Monday, Jun. 30, 1958
They've Got a Secret
Every few years, it seems, somebody wandering in a deep forest comes across a bearded old hermit who asks whether Prohibition was ever repealed or whether William Jennings Bryan ever got elected President of the U.S. Last week the House Un-American Activities Committee, investigating Communist infiltration in the entertainment industry, flushed a covey of even odder birds. They were hermitically behind the times, but they had been living in high-rent Manhattan apartments rather than wilderness caves. There was not a single white beard or coonskin cap among them: they were well-dressed, prosperous and seemingly very up to date. Chief specimens:
Charles S. Dubin, 39, highly paid director of NBC-TV's Twenty-One quiz show and a summer replacement, The Investigator, denied current membership in the Communist Party, but refused to say whether he was a member before May 8, the day the committee first questioned him in a closed-door session. NBC promptly dumped Director Dubin as "unacceptable."
Joseph Papp, ne Papirofsky, 37, floor manager for I've Got a Secret and other CBS-TV programs, founder and producer of New York City's nonprofit Shakespeare Festival, balked at saying whether he was a party member before February 1955. CBS fired him.
James D. Proctor, 50, pressagent for Broadway Producer Kermit (The Music Man) Bloomgarden, drew an even finer line than Dubin's. He said he was not a Communist Party member that day, but he dodged behind the Fifth Amendment when asked whether he had been a member two days earlier.
Israel Lazar, also known as William Lawrence, 54, sometime manager of the now extinct Daily Worker, was identified by ex-Communist Witness John Lautner as head of a Communist Party "cultural division" that directed and coordinated the work of secret Reds in the entertainment industry.
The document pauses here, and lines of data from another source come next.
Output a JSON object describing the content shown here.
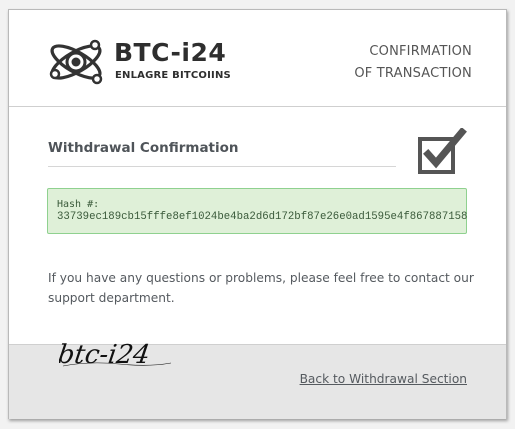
{
  "header": {
    "brand_name": "BTC-i24",
    "brand_tagline": "ENLAGRE BITCOIINS",
    "title_line1": "CONFIRMATION",
    "title_line2": "OF TRANSACTION"
  },
  "main": {
    "section_title": "Withdrawal Confirmation",
    "hash_label": "Hash #:",
    "hash_value": "33739ec189cb15fffe8ef1024be4ba2d6d172bf87e26e0ad1595e4f867887158",
    "message": "If you have any questions or problems, please feel free to contact our support department."
  },
  "footer": {
    "signature_text": "btc-i24",
    "back_link_label": "Back to Withdrawal Section"
  },
  "icons": {
    "logo": "atom-logo-icon",
    "status": "checkbox-checked-icon"
  },
  "colors": {
    "hash_background": "#dff0d8",
    "hash_border": "#8fd18f",
    "footer_background": "#e6e6e6"
  }
}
Lazar refused to confirm or deny anything.
A total of 17 witnesses, mostly actors, directors and musicians, refused to make it clear whether they were or recently had been Communists. The whole batch together proved that the frenetic blacklisting by Red Channels, much criticized for its scattergun damage to innocent bystanders, had also scored some clean misses. They also proved a remarkable medical fact: it is still possible in mid-1958, after Korea, after Hungary, after the Kremlin's own post-Stalin confessions, for an apparently sophisticated U.S. citizen to be, or at least make noises that sound very much like, a Communist or a fellow traveler.